Last summer I was purging some shelves, including my magazine collection. However, before I recycled, I went through each magazine to save interesting pictures (colour, texture, etc) for use in future collages. During my residency at Signal Arts Centre last fall I made a number of collage cards for future use and created the small artworks, using the collage method, for my contribution to incognito 2022. I decided to use floral imagery and this is my collage representation of a section of my xmas cactus. I thought the background desert (from a magazine) was appropriate for this subject.

Again from a magazine, the background colour decided that I would make an image of an iris.

I liked the contrasting colours of the cave as a background for this wild rose.

I blogged about previous incognito fundraisers here and here (2021), here (2020), here (2019) and here (2017). I don't know why I didn't blog about 2018 but I did participate!

Wednesday 20 April 2022

A Growing Enquiry at the RHA Gallagher Gallery, part 2

In last week's post I did an overview of this exhibition and spoke specifically about a few of the artists. As it is a large exhibition I thought I would mention a couple more of the artists.

On entry to the gallery I could see Laura Fitzgerald's 2D works on the wall across the room and from that distance thought they were embroidered works - they seemed so fine and precise. But no these were not embroidery (though no less painstaking); they are certainly fine and precise, but these are witty drawings done with Sharpie pens! I looked at the accompanying didactics for this group and indeed the titles also are full of good humour: (clockwise from upper left) Restless Tractors, More Weather, but I do still care, Powerful People Promises and The Ark.

Here's a closeup of Restless Tractors.The back and forth drawing of the field with the Sharpie mimics plowing field and draws the viewer into both the making and the meaning of the work.

The panoramic landscape scroll A Mountain for Venice also has a witty didactic in which Fitzgerald details each item used in the work's creation - not just the material but where it was purchased and how (and in the case of the specific paper, how long it spent in customs before she finally received it!).

Jane Locke's Consumer Farmer (which could only be seen once one was fully in the gallery) is also a witty work with an eye to the future.
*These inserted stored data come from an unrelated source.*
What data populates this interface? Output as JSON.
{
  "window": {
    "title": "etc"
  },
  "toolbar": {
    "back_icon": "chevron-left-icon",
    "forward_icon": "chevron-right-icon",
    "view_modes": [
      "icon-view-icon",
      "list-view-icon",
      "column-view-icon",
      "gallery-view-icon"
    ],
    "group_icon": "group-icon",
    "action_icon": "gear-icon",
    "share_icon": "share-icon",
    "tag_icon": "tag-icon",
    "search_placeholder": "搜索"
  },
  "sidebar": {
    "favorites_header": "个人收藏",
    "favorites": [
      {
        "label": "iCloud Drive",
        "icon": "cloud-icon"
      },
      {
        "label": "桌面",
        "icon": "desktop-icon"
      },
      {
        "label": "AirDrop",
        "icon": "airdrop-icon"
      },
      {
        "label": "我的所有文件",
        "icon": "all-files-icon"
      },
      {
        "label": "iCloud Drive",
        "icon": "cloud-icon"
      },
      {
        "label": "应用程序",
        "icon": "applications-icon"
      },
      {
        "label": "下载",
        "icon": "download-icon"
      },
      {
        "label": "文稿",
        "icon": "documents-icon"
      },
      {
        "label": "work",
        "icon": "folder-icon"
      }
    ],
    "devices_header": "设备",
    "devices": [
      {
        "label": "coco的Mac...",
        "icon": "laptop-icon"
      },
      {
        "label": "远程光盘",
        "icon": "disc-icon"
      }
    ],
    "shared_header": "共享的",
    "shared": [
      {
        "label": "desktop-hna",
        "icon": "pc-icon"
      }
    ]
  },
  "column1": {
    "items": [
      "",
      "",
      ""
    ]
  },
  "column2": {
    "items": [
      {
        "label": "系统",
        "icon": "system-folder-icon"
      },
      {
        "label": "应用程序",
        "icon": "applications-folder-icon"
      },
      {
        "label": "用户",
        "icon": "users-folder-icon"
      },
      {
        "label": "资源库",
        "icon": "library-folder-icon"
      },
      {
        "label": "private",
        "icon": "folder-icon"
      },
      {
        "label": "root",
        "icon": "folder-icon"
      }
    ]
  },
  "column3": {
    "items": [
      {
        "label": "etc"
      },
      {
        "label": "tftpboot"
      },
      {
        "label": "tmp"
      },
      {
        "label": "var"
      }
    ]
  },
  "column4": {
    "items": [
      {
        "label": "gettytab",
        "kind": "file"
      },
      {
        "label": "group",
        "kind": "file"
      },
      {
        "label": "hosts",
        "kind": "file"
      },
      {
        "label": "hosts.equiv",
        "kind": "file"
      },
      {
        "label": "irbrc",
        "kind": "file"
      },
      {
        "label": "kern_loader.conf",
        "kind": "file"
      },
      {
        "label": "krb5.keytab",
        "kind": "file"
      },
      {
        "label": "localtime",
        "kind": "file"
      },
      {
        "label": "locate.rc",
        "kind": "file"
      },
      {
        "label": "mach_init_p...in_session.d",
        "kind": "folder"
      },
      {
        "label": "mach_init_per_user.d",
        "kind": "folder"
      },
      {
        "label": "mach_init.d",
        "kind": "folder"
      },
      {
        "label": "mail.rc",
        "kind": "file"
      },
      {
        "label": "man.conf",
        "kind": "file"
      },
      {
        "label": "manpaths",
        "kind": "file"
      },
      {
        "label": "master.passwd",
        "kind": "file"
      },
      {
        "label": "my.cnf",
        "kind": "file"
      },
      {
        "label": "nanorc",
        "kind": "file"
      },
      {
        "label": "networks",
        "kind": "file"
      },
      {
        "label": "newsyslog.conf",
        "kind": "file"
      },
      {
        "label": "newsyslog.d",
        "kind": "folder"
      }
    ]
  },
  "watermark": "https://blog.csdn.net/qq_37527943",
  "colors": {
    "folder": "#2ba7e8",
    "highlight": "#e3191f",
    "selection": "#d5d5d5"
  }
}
I was especially looking forward to her contribution to the exhibition as I have experienced her work on several occasions in the past (and wrote about one in CIRCA Online here). Locke's installation comprises of a futuristic geodesic dome greenhouse where the plants are sparse but alive and well, a worksuit, which again seems futuristic as it has a farmer's patch on it very similar to what one might expect on a NASA spacesuit, and the product catalogue for the spring of 2123 full of Locke's beautiful drawings and surreal product descriptions.

The exhibition A Growing Enquiry - Art and Agriculture, Reconciling Values continues till April 24, 2022.

Wednesday 13 April 2022

A Growing Enquiry at the RHA Gallagher Gallery, part 1

I was delighted to see, in person, the large group exhibiton, A Growing Enquiry - Art & Agriculture, Reconciling Values at the RHA Gallagher Gallery in Dublin recently.

The exhibition consisted of new installations by seven women artists - Miriam O'Connor, Laura Fitzgerald, Orla Barry, Katie Watchorn, Jane Locke, Maria McKinney and Anna Rackard. Two of these women (Barry and O'Connor) are farmers as well as artists, and Rackard's large photographs, portraits of women farmers, are scattered throughout the exhibition, certainly reminding the viewers that agriculture is NOT an exclusively male environment.

The exhibition, curated by Patrick T Murphy, responds to questions about how does one create value systems around art and agriculture.

The exhibition is impressive with its wit, artistic response and sheer scale. The didactics were a pleasure to read, giving insight into each artist's personal response to the enquiry and allowing the audience to enter into the dialogue.

The gallery is huge, which allows one to wander the space and engage with each installation (except Rackard's which appear throughout the space) as a separate entity.

There was also some overlap as I could hear the song/chant, which was part of Orla Barry's installation that was not immediately visible until one turned a corner in the gallery.

Barry's installation also included raw sheep wool and a large printout of an Aran knit sweater. Barry's work spoke of commodity, hierarchy, production and language as both the printout and cane crooks were embedded with words. The song itself was evocative.

The song, which was a collaboration with composer Paul Bradley, could be heard throughout the gallery, and the lyrics were written on rough wood - a mirror split of a tree adjoined to resemble the shape of a Celtic cross.

I'll talk about a few more of the artists and their work in next week's blog. A Growing Enquiry - Art & Agriculture, Reconciling Values runs till April 24.

Wednesday 6 April 2022


 I was walking around a neighbourhood in Dublin one day last week and was delighted to see a number of magnolia trees in bloom. It's definitely springtime. I had never actually seen magnolia trees until I moved to Ireland, though I was familiar with their existence from Billie Holiday's amazing song "Strange Fruit" (and I also enjoyed the Siouxsie and the Banshees post-punk cover in my youth). Since my move to this side of the world I have often seen these trees at this time of year and just love them.

What really surprised me in that neighbourhood though, was a magnolia hedge - something I had never encountered before.

In front of another house I saw a hedge that I almost identified as magnolia but then dubbed it an imposter as I thought the open blossoms were definitely not correct. I was wrong! When I got home I did a google search and discovered that this is simply a different species of magnolia with which I was unfamiliar. You really do learn something new every day!

I fully admit that I love magnolias and find them inspirational. There is a fabulous magnolia tree in the middle of town, in Bray, just down the street from where I lived for a few years. I did sketches of the tree and in 1999 my acrylic painting Magnolia (3' x4'//91.5 cm x 122 cm) was included in my exhibition Blessings. The painting was bought by my husband's uncle in the USA and is beautifully framed and residing in Iowa City.